Charlotte Black Elk: "I grew up going to Devils Tower. As a kid with my family, we would pass ourselves off as tourists, initially. Back then, the park wasn't a high-traffic place. People just drove up and took a picture and left. Close Encounters of the Third Kind changed all that. After that movie came out, a lot of people wanted to come see the place. I found it fascinating that people are driven not by their own culture, but by Hollywood. Just like sociologists or anthropologists watch Indian culture, I watch the tourists. I study them.

"Americans haven't been taught to deal with other cultures and religions. We know how to behave in a court, but I think there's a notion that Indians practicing their religions are less than religious.
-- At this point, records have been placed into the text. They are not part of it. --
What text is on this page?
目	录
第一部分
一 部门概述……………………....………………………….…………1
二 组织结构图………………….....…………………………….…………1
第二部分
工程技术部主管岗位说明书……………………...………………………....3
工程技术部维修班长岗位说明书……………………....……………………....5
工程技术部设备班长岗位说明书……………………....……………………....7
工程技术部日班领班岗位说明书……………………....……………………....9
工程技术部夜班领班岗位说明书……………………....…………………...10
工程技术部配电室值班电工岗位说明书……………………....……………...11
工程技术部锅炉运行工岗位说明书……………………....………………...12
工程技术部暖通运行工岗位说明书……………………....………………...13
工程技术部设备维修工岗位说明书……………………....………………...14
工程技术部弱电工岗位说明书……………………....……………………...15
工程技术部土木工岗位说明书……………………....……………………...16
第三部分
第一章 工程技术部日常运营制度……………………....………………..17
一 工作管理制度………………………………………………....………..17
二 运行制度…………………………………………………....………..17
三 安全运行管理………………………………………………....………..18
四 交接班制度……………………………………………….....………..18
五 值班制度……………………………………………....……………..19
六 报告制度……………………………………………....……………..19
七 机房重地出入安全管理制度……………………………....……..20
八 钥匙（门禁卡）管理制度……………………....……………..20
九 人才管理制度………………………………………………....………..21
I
People come to Devils Tower and think, 'We're on vacation, we're going to go see Indians and take videos of them doing their ceremonies while we drink beer and wear short shorts.'

"As for New Agers, you have people who are on a genuine search for fulfillment, but they don't want to take the time to learn their own traditions, or they're totally fascinated with Native American religion. They're seeking power now, like the weight loss pills.

"I'm Charlotte Black Elk. People come up to me all the time and say, 'I read your grandfather's book, Black Elk Speaks.' They want to be a part of something poetic. Well, I tell them, I'm not my grandfather.

"One of the dividing lines has been when I tell the New Age practitioners, 'Go prepare for seven years.' Most of them want a hodgepodge of things without embracing the total culture. Those people treat Native American ceremonies like they would a diving vacation to the Bahamas. In reality, if you participate in these ceremonies, you have to give up a lot of things. You have to be accessible to the community, maybe even take foster kids in. Things like that.

"In white America, they're able to buy their place in society. They can't understand why they can't buy a place in a Native American community. Indians judge you by your actions. So what if you have a degree from Harvard and have $50,000? If you're a shit, that's how you'll be treated."